We categorize these doses into four classes: (1): dose < 1 mg/kg; (2) 1 mg/kg < dose < 10 mg/kg; (3) 10 mg/kg < dose < 100 mg/kg; (4) dose > 100 mg/kg. For dosages expressed in units such as mg per person or mg/hour, we assume an individual weight of 60 kg and convert using 24 hours per day to keep the units consistent .
Data Partitioning
We adopt random partitioning for dataset splitting. For classification tasks, stratified sampling is applied to preserve class distribution across training and test sets; for regression tasks, random splitting is used. The default split ratio is 80/20.
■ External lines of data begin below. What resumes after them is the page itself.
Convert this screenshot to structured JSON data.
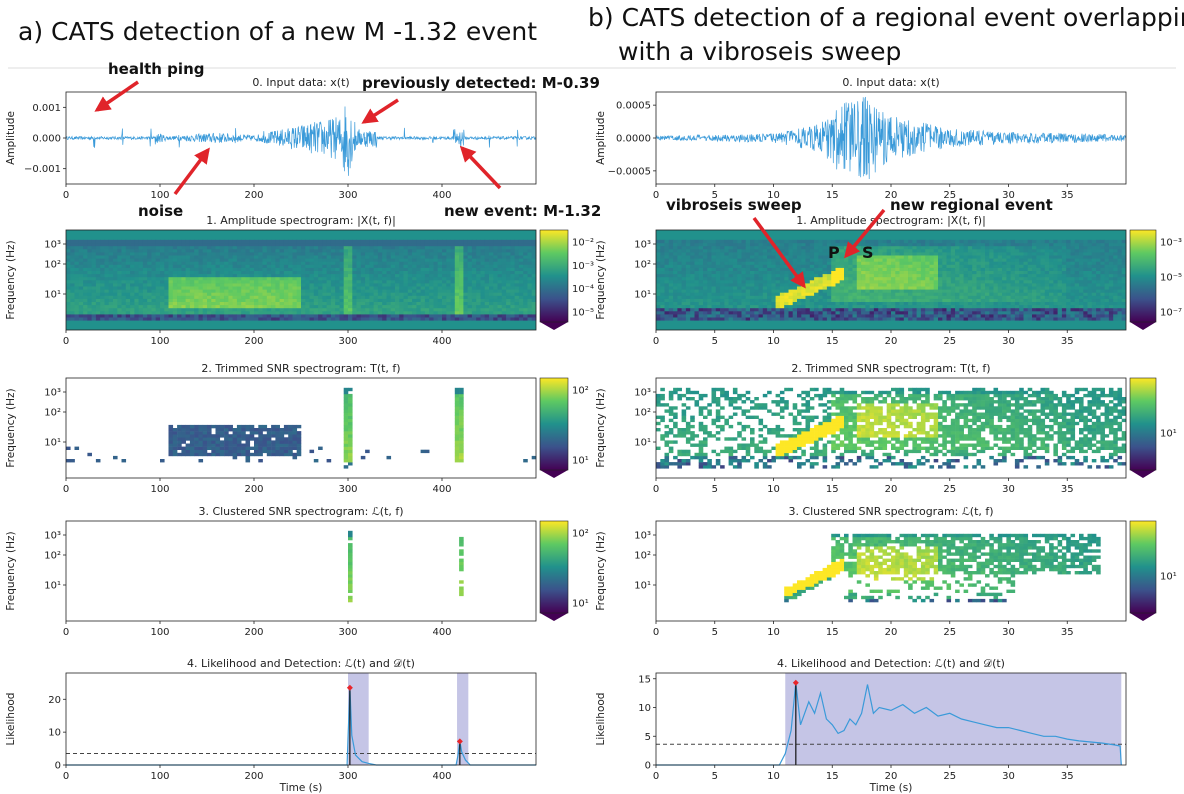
{
  "panel_titles": {
    "a": "a) CATS detection of a new M -1.32 event",
    "b_line1": "b) CATS detection of a regional event overlapping",
    "b_line2": "with a vibroseis sweep"
  },
  "annotations": {
    "health_ping": "health ping",
    "previously_detected": "previously detected: M-0.39",
    "noise": "noise",
    "new_event": "new event: M-1.32",
    "vibroseis_sweep": "vibroseis sweep",
    "new_regional_event": "new regional event",
    "p_label": "P",
    "s_label": "S"
  },
  "colors": {
    "trace": "#3a9ad9",
    "detection_fill": "#c5c5e6",
    "peak": "#e8262b",
    "arrow": "#e0242a"
  },
  "chart_data": [
    {
      "id": "a0",
      "type": "line",
      "title": "0. Input data: x(t)",
      "xlabel": "",
      "ylabel": "Amplitude",
      "xlim": [
        0,
        500
      ],
      "ylim": [
        -0.0015,
        0.0015
      ],
      "xticks": [
        0,
        100,
        200,
        300,
        400
      ],
      "xtick_labels": [
        "0",
        "100",
        "200",
        "300",
        "400"
      ],
      "yticks": [
        0.001,
        0.0,
        -0.001
      ],
      "ytick_labels": [
        "0.001",
        "0.000",
        "−0.001"
      ],
      "series": [
        {
          "envelope": [
            {
              "t": 30,
              "a": 0.0004
            },
            {
              "t": 60,
              "a": 0.0004
            },
            {
              "t": 90,
              "a": 0.0004
            },
            {
              "t": 110,
              "a": 0.0001
            },
            {
              "t": 160,
              "a": 0.0003
            },
            {
              "t": 200,
              "a": 0.00015
            },
            {
              "t": 300,
              "a": 0.0013
            },
            {
              "t": 310,
              "a": 0.0003
            },
            {
              "t": 418,
              "a": 0.0003
            }
          ]
        }
      ]
    },
    {
      "id": "a1",
      "type": "heatmap",
      "title": "1. Amplitude spectrogram: |X(t, f)|",
      "ylabel": "Frequency (Hz)",
      "xlim": [
        0,
        500
      ],
      "xticks": [
        0,
        100,
        200,
        300,
        400
      ],
      "xtick_labels": [
        "0",
        "100",
        "200",
        "300",
        "400"
      ],
      "ytick_labels": [
        "10³",
        "10²",
        "10¹"
      ],
      "colorbar_labels": [
        "10⁻²",
        "10⁻³",
        "10⁻⁴",
        "10⁻⁵"
      ]
    },
    {
      "id": "a2",
      "type": "heatmap",
      "title": "2. Trimmed SNR spectrogram: T(t, f)",
      "ylabel": "Frequency (Hz)",
      "xlim": [
        0,
        500
      ],
      "xticks": [
        0,
        100,
        200,
        300,
        400
      ],
      "xtick_labels": [
        "0",
        "100",
        "200",
        "300",
        "400"
      ],
      "ytick_labels": [
        "10³",
        "10²",
        "10¹"
      ],
      "colorbar_labels": [
        "10²",
        "10¹"
      ]
    },
    {
      "id": "a3",
      "type": "heatmap",
      "title": "3. Clustered SNR spectrogram: ℒ(t, f)",
      "ylabel": "Frequency (Hz)",
      "xlim": [
        0,
        500
      ],
      "xticks": [
        0,
        100,
        200,
        300,
        400
      ],
      "xtick_labels": [
        "0",
        "100",
        "200",
        "300",
        "400"
      ],
      "ytick_labels": [
        "10³",
        "10²",
        "10¹"
      ],
      "colorbar_labels": [
        "10²",
        "10¹"
      ]
    },
    {
      "id": "a4",
      "type": "line",
      "title": "4. Likelihood and Detection: ℒ(t) and 𝒟(t)",
      "xlabel": "Time (s)",
      "ylabel": "Likelihood",
      "xlim": [
        0,
        500
      ],
      "ylim": [
        0,
        28
      ],
      "xticks": [
        0,
        100,
        200,
        300,
        400
      ],
      "xtick_labels": [
        "0",
        "100",
        "200",
        "300",
        "400"
      ],
      "yticks": [
        0,
        10,
        20
      ],
      "ytick_labels": [
        "0",
        "10",
        "20"
      ],
      "threshold": 3.5,
      "detections": [
        [
          300,
          322
        ],
        [
          416,
          428
        ]
      ],
      "peaks": [
        {
          "x": 302,
          "y": 23.5
        },
        {
          "x": 419,
          "y": 7.2
        }
      ],
      "series": [
        {
          "x": [
            0,
            299,
            300,
            302,
            304,
            308,
            315,
            322,
            330,
            415,
            417,
            419,
            421,
            425,
            430,
            500
          ],
          "y": [
            0,
            0,
            8,
            23.5,
            9,
            3,
            1,
            0.5,
            0,
            0,
            3,
            7.2,
            4,
            1.5,
            0,
            0
          ]
        }
      ]
    },
    {
      "id": "b0",
      "type": "line",
      "title": "0. Input data: x(t)",
      "xlabel": "",
      "ylabel": "Amplitude",
      "xlim": [
        0,
        40
      ],
      "ylim": [
        -0.0007,
        0.0007
      ],
      "xticks": [
        0,
        5,
        10,
        15,
        20,
        25,
        30,
        35
      ],
      "xtick_labels": [
        "0",
        "5",
        "10",
        "15",
        "20",
        "25",
        "30",
        "35"
      ],
      "yticks": [
        0.0005,
        0.0,
        -0.0005
      ],
      "ytick_labels": [
        "0.0005",
        "0.0000",
        "−0.0005"
      ],
      "series": [
        {
          "envelope": [
            {
              "t": 0,
              "a": 3e-05
            },
            {
              "t": 10,
              "a": 7e-05
            },
            {
              "t": 14,
              "a": 0.00022
            },
            {
              "t": 15.5,
              "a": 0.0005
            },
            {
              "t": 18,
              "a": 0.00065
            },
            {
              "t": 20,
              "a": 0.00035
            },
            {
              "t": 25,
              "a": 0.00014
            },
            {
              "t": 30,
              "a": 9e-05
            },
            {
              "t": 40,
              "a": 5e-05
            }
          ]
        }
      ]
    },
    {
      "id": "b1",
      "type": "heatmap",
      "title": "1. Amplitude spectrogram: |X(t, f)|",
      "ylabel": "Frequency (Hz)",
      "xlim": [
        0,
        40
      ],
      "xticks": [
        0,
        5,
        10,
        15,
        20,
        25,
        30,
        35
      ],
      "xtick_labels": [
        "0",
        "5",
        "10",
        "15",
        "20",
        "25",
        "30",
        "35"
      ],
      "ytick_labels": [
        "10³",
        "10²",
        "10¹"
      ],
      "colorbar_labels": [
        "10⁻³",
        "10⁻⁵",
        "10⁻⁷"
      ]
    },
    {
      "id": "b2",
      "type": "heatmap",
      "title": "2. Trimmed SNR spectrogram: T(t, f)",
      "ylabel": "Frequency (Hz)",
      "xlim": [
        0,
        40
      ],
      "xticks": [
        0,
        5,
        10,
        15,
        20,
        25,
        30,
        35
      ],
      "xtick_labels": [
        "0",
        "5",
        "10",
        "15",
        "20",
        "25",
        "30",
        "35"
      ],
      "ytick_labels": [
        "10³",
        "10²",
        "10¹"
      ],
      "colorbar_labels": [
        "10¹"
      ]
    },
    {
      "id": "b3",
      "type": "heatmap",
      "title": "3. Clustered SNR spectrogram: ℒ(t, f)",
      "ylabel": "Frequency (Hz)",
      "xlim": [
        0,
        40
      ],
      "xticks": [
        0,
        5,
        10,
        15,
        20,
        25,
        30,
        35
      ],
      "xtick_labels": [
        "0",
        "5",
        "10",
        "15",
        "20",
        "25",
        "30",
        "35"
      ],
      "ytick_labels": [
        "10³",
        "10²",
        "10¹"
      ],
      "colorbar_labels": [
        "10¹"
      ]
    },
    {
      "id": "b4",
      "type": "line",
      "title": "4. Likelihood and Detection: ℒ(t) and 𝒟(t)",
      "xlabel": "Time (s)",
      "ylabel": "Likelihood",
      "xlim": [
        0,
        40
      ],
      "ylim": [
        0,
        16
      ],
      "xticks": [
        0,
        5,
        10,
        15,
        20,
        25,
        30,
        35
      ],
      "xtick_labels": [
        "0",
        "5",
        "10",
        "15",
        "20",
        "25",
        "30",
        "35"
      ],
      "yticks": [
        0,
        5,
        10,
        15
      ],
      "ytick_labels": [
        "0",
        "5",
        "10",
        "15"
      ],
      "threshold": 3.6,
      "detections": [
        [
          11,
          39.6
        ]
      ],
      "peaks": [
        {
          "x": 11.9,
          "y": 14.3
        }
      ],
      "series": [
        {
          "x": [
            0,
            10.5,
            11,
            11.5,
            11.9,
            12.3,
            13,
            13.5,
            14,
            14.5,
            15,
            15.5,
            16,
            16.5,
            17,
            17.5,
            18,
            18.5,
            19,
            20,
            21,
            22,
            23,
            24,
            25,
            26,
            27,
            28,
            29,
            30,
            31,
            32,
            33,
            34,
            35,
            36,
            37,
            38,
            39,
            39.5,
            39.6
          ],
          "y": [
            0,
            0,
            2,
            6,
            14.3,
            7,
            11,
            9,
            12.5,
            8,
            7,
            5.5,
            6,
            8,
            7,
            9,
            14,
            9,
            10,
            9.5,
            10.5,
            9,
            10,
            8.5,
            9,
            8,
            7.5,
            7,
            6.5,
            6.5,
            6,
            5.5,
            5,
            5,
            4.5,
            4.2,
            4,
            3.8,
            3.5,
            3.3,
            0
          ]
        }
      ]
    }
  ]
}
To promote robust model development, we encourage users to explore alternative, task-relevant splitting strategies. For instance, a temporal split -- training on earlier trials and testing on later ones -- can emulate real-world deployment scenarios. Standard approaches such as five-fold cross-validation may also be employed to assess model robustness. Additionally, location-based splitting can be used to evaluate geographic generalizability, which is particularly relevant for tasks such as predicting patient dropout or engagement.
Ethics Statement
The development and dissemination of the TrialBench dataset adhere to stringent ethical standards to ensure the protection of patient privacy, the integrity of the data, and the responsible use of the information. The source of the data is clearly documented, and proper attribution is given to ClinicalTrials.gov and other databases such as DrugBank and TrialTrove. This transparency ensures that users of the TrialBench dataset understand the origin of the data and the context in which it was collected.